During the tournament in mid-November, Richards used words that many of the other competitors had never heard of, Moavro said. That included “SABURROSA,” which is used in the medical phrase “língua saburrosa,” meaning a coated tongue. In one game, Moavro said he was impressed when “YE” was on the board and Richards used the letters to spell “DEYECCION,” which means defecation.
Richards also appeared to grasp the strategy. Early in his 21st game, Richards owned a small lead with six vowel tiles and an “S” tile in front of him. He could’ve played “DESOIA,” which means to ignore, for 24 points, Anderson said in a video analysis of Richards’s performance.
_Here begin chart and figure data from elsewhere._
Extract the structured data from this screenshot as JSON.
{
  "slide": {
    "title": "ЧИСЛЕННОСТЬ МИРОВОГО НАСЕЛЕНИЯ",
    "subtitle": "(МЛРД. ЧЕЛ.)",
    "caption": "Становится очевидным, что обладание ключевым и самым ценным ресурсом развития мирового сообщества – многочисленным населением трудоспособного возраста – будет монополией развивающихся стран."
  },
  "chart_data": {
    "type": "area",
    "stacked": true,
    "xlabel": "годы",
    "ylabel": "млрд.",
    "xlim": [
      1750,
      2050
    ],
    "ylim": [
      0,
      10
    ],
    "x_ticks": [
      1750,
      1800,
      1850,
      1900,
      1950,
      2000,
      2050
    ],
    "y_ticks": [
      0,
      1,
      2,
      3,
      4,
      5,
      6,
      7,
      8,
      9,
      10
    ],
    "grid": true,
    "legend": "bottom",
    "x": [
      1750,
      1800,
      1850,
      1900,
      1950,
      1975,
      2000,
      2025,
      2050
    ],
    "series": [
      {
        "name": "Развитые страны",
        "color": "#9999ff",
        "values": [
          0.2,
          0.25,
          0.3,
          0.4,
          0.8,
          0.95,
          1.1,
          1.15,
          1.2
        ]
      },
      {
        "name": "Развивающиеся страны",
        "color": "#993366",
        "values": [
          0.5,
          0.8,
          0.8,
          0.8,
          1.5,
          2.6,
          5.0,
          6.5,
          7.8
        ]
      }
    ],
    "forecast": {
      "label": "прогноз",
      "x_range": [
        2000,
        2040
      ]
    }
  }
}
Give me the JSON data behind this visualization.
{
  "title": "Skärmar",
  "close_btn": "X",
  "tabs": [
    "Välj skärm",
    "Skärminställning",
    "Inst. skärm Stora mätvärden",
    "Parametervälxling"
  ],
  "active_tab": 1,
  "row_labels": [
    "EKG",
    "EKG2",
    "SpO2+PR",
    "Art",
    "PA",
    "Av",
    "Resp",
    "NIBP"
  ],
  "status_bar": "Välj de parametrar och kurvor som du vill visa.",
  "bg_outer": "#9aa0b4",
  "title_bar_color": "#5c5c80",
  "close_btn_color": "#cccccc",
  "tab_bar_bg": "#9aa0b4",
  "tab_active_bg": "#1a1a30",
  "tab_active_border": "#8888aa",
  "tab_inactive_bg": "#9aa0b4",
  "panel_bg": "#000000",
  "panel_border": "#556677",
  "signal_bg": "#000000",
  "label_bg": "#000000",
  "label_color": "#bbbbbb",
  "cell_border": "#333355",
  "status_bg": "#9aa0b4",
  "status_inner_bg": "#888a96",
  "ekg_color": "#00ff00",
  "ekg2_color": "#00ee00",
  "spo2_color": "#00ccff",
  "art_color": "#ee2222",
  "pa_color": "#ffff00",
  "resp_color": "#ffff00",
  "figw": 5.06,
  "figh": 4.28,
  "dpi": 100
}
Instead, Richards played “ORE” for nine points. On his next turn, he used all of his tiles to spell “ACOGIESE,” which means to receive, for 76 points, which included a bingo bonus.
Tang said he jokes with Richards that he picked the wrong game; he should’ve used his mind for chess, where top players can win more than $US1 million in competitions.
Nonetheless, Tang said he’s excited to see what Richards will do next.
“The question now is: Will he take on Romanian Scrabble?” he said. “There are so many languages of Scrabble championships in play on the world level.”